Hayatım boyunca uzaklaşanlara yakın kalmaya çalıştım hep. Bu benim sefilliğimdi tek kelimeyle. Şimdi uzaklaşıyorsun ya tutuyorum dilimi. İkiyüzlülüğümü biliyor bundan iğreniyor ama yanıma kar bıraktığımı görüyorum saçmasapan bir bilinçle.
Olay hep bundan ibaretti aslında. Başlangıç buradan gelmekteydi. ''Yalnız kalmaktan korkmak'' Hep iyi davranmak iyi düşünmek ve başına iyi şeyler gelecek. Olmuyor herkes birbiriyle yakalayacak diye bir kural yok aynı kaideyi.

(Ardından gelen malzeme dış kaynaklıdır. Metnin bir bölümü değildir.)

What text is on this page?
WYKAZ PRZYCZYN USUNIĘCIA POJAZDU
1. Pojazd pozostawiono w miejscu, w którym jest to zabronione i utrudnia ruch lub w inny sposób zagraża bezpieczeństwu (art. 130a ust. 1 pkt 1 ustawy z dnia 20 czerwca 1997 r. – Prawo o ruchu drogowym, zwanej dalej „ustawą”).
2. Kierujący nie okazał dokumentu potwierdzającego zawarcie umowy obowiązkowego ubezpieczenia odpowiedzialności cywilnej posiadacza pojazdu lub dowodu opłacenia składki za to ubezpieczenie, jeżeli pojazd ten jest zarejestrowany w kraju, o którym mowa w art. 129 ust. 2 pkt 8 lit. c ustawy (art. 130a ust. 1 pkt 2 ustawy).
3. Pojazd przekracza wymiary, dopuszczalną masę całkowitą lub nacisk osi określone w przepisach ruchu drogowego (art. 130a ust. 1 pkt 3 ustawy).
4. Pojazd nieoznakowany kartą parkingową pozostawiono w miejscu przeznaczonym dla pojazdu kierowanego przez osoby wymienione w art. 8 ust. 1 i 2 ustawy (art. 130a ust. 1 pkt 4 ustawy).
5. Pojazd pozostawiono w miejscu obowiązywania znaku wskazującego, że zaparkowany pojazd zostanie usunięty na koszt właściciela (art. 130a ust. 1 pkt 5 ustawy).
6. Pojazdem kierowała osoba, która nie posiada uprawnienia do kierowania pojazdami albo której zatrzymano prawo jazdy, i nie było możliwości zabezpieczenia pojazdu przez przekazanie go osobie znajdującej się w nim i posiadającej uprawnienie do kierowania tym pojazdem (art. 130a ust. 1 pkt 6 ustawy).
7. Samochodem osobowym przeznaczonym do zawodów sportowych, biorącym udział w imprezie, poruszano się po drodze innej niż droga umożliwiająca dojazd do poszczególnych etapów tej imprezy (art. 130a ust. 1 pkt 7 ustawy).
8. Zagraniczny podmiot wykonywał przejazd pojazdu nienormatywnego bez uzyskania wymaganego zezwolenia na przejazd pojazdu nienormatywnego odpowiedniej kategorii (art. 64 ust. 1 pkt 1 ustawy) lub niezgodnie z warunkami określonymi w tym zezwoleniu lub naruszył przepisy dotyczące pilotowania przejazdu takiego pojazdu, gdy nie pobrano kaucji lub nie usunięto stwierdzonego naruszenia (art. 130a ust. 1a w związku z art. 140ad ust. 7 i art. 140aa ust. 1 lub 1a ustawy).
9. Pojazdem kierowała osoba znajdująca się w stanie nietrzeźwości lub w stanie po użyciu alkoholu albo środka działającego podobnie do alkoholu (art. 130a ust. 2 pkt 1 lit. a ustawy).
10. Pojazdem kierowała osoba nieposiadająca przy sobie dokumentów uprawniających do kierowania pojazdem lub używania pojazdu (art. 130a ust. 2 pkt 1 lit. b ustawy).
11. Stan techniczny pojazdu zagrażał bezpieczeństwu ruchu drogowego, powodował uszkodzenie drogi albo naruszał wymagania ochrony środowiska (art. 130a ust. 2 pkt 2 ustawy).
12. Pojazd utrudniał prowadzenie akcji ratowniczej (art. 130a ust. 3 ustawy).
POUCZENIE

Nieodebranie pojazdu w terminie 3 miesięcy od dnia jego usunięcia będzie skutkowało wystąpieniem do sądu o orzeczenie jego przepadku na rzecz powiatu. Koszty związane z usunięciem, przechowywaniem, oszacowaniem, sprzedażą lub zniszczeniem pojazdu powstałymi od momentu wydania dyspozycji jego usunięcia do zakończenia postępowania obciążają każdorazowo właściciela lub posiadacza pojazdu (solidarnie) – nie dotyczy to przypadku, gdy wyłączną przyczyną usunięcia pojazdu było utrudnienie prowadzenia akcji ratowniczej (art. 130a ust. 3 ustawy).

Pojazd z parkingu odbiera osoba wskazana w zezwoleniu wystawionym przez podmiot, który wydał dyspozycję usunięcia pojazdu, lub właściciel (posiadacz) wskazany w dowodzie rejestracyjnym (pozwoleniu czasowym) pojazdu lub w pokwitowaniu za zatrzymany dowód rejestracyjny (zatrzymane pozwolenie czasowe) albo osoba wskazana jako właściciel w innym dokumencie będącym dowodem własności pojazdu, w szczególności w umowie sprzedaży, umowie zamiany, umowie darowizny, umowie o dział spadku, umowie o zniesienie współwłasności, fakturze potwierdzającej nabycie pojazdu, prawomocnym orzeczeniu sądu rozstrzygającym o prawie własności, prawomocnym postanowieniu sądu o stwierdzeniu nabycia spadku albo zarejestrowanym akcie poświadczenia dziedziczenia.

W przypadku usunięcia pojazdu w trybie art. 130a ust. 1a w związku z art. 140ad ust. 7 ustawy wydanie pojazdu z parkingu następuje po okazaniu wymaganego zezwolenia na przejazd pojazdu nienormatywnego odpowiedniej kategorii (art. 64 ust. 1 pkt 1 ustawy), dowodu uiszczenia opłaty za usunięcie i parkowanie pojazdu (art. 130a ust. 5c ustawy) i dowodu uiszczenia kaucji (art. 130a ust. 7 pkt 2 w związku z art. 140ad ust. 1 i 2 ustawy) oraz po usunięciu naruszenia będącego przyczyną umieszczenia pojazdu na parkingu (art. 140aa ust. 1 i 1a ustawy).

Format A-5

Uzaklaşıyorsun ya benden şimdi sen sahte bir tebessümle ilgileniyormuş ayakları yapmak istiyorum sana tek çıkma gitme diye. Yapay bir ikiyüzlülükle. Bunları da dile getirirken gidene dur denmez cümlesi geliyor dile. Peki bu hissiyat ne ile hayra yorula? Ne ile kapatıla ? Gereksiz saçmalıklar silsilesi nasıl durdurula ?
En iyisi uzaklaşmak istiyorsan uzaklaş sen . Farkettim ki güçlüyü de iyi oynayabiliyorum ben.
İçimde bir melek var bir şeytan sanki. Kıyasıya rekabetteler aklımın üzerinde. Ne tarafa baksam bir hiçlik hadisesi.
Bir zamanlar iyiyi düşünürdüm hep bilirim . Safın önde gideniydim. Ha bunu yüceltmek için söylemek değil amacım. Ama öyleydim huzurum vardı bilirdim. Sonrasında ne olduysa kötülüğü de öğrendim . Ha bunu da yüceltmek için değil amacım. Ama öğrendim bir şekilde istemesemde. İlk zamanlar dokunulmaması gereken ama dokunmaya da sinsiden sinsiye ihtiyacımız olan yasak bir meyve gibiydi. Sonrasında uzaklaşmak istesek de içimizde yer etmiş bulduk . Şimdi ne kadar uzaklaşmak istesek kötü düşüncemizden bir bağımlı misali uzaklaşmaya çalışırken bile çekiliyoruz sanki. Kimse net iyi değil. Kimse de kötü. Herkesin içinde var biraz iyi biraz kötü. Tek sorun kötünün olmasını istememek içimizde.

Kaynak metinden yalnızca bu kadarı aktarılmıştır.